Read it: if you love a good fractured fairy tale.
Overall rating: 8.75/10
This book has so many elements that I normally dislike. There are spaceships and moon people and robots – even Cinderella herself is part-robot. If I had read even one summary, I would probably never have given it a chance. But I did no research, just impulse bought it during a Kindle sale, and I’m so glad I did.
The story that begins in Cinder is woven around the bones of the Cinderella story but it goes above and beyond (and under and around) to such a degree that I found myself really wondering what was going to happen. The familiar Cinderella tropes appear – there is a ball, there is a dress from an unexpected source, there is a prince – but the situations are so different that it feels entirely fresh.

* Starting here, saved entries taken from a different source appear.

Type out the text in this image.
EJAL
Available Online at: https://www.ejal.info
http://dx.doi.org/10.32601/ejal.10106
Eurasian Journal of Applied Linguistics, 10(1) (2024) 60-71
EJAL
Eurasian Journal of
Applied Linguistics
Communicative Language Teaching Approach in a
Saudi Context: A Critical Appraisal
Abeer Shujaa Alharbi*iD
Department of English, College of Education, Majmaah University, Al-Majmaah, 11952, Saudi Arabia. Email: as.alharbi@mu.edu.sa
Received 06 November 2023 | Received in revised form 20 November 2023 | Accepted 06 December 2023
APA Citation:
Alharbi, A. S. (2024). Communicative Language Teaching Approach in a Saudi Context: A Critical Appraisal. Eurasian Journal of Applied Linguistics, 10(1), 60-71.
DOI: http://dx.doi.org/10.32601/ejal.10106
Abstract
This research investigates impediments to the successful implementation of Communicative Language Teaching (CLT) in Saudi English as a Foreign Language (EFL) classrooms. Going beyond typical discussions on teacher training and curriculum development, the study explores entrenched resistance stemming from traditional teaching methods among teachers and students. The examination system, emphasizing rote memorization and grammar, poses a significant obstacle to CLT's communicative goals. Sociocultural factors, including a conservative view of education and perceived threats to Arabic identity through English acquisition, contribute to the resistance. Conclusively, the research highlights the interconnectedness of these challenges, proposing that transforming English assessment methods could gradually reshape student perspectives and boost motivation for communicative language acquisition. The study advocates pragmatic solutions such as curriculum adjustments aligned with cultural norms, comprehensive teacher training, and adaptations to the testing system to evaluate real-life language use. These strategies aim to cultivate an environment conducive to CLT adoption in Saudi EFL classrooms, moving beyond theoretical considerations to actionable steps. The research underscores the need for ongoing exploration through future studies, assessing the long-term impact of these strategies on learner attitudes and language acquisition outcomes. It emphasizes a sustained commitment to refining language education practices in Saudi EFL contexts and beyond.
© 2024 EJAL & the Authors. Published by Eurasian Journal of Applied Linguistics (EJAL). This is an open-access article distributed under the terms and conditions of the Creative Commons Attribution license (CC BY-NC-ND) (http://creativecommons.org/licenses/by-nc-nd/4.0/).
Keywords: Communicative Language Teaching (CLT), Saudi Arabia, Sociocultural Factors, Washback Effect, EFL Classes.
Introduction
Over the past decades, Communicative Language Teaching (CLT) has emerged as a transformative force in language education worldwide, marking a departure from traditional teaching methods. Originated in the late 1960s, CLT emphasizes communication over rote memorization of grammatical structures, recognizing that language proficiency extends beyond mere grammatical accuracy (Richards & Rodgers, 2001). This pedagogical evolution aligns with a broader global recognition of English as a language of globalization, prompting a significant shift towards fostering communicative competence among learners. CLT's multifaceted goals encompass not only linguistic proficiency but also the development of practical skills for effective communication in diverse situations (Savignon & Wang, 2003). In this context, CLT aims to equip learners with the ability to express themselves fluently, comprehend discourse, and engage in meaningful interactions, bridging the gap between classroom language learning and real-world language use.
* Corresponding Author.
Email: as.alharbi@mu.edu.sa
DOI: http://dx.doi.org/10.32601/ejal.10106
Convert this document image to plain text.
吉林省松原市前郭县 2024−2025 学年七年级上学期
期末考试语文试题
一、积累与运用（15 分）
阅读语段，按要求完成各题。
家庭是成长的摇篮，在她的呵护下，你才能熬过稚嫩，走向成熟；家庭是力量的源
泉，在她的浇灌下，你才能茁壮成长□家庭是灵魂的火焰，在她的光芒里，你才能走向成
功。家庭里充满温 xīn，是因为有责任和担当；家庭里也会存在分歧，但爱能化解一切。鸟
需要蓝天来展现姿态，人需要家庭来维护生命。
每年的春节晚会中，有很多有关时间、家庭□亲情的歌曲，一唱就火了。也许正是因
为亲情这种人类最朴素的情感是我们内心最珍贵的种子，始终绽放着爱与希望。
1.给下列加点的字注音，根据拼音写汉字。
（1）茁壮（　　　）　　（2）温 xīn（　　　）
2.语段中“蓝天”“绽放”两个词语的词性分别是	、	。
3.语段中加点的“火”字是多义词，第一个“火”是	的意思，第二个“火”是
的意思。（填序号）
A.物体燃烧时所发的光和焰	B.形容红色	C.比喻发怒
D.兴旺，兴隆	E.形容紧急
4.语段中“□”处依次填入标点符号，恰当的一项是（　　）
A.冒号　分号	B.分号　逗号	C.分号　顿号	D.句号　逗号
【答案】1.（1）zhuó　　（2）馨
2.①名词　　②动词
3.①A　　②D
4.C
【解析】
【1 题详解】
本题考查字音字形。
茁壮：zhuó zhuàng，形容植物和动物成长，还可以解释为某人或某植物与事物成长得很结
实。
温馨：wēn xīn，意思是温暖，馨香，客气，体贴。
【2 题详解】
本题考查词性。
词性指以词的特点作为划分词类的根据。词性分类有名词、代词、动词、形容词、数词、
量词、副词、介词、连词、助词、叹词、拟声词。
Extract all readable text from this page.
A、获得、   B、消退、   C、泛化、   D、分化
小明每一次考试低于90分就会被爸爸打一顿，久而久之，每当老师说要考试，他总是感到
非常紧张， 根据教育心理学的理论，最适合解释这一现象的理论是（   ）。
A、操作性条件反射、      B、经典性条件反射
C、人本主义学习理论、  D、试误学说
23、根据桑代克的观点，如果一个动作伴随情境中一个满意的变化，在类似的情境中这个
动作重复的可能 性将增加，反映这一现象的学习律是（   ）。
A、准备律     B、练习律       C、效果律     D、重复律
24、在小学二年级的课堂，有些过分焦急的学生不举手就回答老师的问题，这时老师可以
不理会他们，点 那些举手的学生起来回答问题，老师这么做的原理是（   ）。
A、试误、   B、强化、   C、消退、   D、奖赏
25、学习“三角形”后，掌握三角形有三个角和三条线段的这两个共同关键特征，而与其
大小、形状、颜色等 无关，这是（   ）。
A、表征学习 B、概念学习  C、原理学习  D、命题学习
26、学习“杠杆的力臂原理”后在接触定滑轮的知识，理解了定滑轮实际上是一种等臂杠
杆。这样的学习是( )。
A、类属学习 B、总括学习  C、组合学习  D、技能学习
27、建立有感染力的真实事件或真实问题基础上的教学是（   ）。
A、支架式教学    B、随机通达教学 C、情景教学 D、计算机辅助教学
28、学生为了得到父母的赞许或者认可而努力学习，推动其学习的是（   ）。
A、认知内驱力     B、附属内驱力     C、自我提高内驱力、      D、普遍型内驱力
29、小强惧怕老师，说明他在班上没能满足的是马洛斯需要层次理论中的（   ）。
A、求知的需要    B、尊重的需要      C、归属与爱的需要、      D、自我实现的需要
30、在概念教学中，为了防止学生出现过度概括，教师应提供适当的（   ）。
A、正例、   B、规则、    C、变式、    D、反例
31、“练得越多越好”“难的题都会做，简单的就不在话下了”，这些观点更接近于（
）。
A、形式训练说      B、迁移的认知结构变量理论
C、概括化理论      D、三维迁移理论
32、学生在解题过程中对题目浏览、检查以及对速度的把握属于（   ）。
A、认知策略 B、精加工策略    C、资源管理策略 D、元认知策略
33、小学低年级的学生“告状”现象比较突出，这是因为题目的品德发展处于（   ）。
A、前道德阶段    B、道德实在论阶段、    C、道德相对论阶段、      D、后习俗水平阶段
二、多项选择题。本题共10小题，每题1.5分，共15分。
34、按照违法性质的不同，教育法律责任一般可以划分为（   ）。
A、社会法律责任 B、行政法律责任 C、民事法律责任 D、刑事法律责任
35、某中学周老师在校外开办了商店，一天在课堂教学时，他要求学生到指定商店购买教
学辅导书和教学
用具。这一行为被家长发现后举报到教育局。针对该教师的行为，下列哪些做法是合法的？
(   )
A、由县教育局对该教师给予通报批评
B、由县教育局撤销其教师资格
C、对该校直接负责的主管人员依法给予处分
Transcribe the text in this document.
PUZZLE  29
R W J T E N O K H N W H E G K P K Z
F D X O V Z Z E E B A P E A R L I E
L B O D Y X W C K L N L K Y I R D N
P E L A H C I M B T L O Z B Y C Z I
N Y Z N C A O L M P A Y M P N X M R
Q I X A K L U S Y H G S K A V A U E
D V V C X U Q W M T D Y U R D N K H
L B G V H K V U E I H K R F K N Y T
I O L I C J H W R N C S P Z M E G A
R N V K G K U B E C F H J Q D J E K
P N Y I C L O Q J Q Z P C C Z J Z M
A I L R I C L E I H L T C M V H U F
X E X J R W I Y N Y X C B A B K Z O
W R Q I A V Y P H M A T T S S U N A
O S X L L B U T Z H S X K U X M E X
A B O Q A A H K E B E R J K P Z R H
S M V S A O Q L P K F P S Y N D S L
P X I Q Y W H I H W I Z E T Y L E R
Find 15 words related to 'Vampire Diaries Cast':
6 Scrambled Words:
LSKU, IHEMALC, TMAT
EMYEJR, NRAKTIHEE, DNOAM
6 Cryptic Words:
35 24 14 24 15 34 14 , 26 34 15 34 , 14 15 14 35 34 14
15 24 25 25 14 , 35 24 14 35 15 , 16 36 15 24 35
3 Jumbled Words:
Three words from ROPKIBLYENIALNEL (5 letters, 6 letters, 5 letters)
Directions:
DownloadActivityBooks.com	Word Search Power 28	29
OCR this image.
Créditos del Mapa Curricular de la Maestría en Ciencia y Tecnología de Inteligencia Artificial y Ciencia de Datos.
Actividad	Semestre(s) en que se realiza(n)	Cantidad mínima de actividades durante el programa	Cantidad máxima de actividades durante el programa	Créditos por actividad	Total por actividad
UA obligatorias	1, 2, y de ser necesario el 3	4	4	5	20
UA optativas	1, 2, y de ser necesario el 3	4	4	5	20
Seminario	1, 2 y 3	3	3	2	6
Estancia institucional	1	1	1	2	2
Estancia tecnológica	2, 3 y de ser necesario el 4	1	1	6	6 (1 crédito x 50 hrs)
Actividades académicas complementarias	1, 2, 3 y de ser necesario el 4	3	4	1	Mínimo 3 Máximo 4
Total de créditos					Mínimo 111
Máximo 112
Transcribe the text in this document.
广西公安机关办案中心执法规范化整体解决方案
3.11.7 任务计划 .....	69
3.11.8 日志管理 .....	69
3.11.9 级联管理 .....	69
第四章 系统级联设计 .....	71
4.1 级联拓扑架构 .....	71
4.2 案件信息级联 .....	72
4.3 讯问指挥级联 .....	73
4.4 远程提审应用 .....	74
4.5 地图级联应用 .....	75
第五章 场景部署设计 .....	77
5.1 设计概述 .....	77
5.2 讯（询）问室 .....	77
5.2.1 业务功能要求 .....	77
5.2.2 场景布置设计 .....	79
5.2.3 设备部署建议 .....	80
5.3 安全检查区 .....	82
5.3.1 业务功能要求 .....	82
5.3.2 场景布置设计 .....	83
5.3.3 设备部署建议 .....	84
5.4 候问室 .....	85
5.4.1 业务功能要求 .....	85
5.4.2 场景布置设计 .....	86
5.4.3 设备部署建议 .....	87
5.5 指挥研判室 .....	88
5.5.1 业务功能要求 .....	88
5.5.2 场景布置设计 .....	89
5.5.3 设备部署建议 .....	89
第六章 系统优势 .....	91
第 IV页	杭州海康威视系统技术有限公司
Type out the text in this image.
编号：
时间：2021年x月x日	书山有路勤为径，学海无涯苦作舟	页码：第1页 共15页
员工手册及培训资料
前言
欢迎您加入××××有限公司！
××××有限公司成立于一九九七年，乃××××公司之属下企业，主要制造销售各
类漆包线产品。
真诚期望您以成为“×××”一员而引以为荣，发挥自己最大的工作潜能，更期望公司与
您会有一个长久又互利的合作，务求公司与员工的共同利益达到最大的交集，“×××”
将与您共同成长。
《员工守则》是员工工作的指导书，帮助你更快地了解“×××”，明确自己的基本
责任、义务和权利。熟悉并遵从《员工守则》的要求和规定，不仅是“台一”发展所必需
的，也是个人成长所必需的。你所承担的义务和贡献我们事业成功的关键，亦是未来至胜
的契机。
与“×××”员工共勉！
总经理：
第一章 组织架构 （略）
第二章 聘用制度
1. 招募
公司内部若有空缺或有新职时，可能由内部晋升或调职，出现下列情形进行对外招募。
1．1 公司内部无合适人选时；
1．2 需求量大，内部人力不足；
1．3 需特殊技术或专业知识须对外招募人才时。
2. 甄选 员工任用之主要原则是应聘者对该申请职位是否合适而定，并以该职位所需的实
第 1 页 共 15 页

She wouldn’t fit in a a formal ball anyway. Even if she did find dress gloves and slippers that could hide her metal monstrosities, her mousy hair would never hold a curl, and she didn’t know the first thing about makeup. She would just end up sitting off the dance floor and making fun of the girls who swooned to get Prince Kai’s attention, pretending she wasn’t jealous. Pretending it didn’t bother her.
Although she was curious about the food. – Page 30
Cinder herself, a “gifted mechanic” and cyborg, is a strong, independent, and resourceful sixteen-year-old with a mysterious past. The accident that nearly killed her when she was a child – the reason she has a mechanical hand and leg – left her with no memories from before age 11. As the story progresses and events converge, Cinder starts to learn that she might not be exactly who she always thought she was.
There’s also a planet-wide plague, a looming inter-galactic military conflict, and a complex and brilliantly crafted world with political and social issues of is own. As a cyborg, Cinder has fewer rights than the human members of her adopted family; something that her stepmother takes advantage of. And of course, there’s a ball.
I actually am going to make this a book review and a half…I read the next book in the series, Scarlet, right after finishing Cinder. Scarlet continues the storyline begun by Cinder but weaves in another storyline – that of tough, Red-Riding-Hood inspired Scarlet and her new friend, who she calls Wolf. Scarlet is just as good as Cinder but for all the same reasons, which is why I’m sticking it onto the end of this review instead of giving it its own. There’s also the fact that I only paused for about 10 minutes between the two books, so I might be fuzzy about where one ended and the other began.
This is the beginning of an excellent series, and I can’t wait to see what Marissa Meyer does next with it. Two more books are expected; the first due in 2014.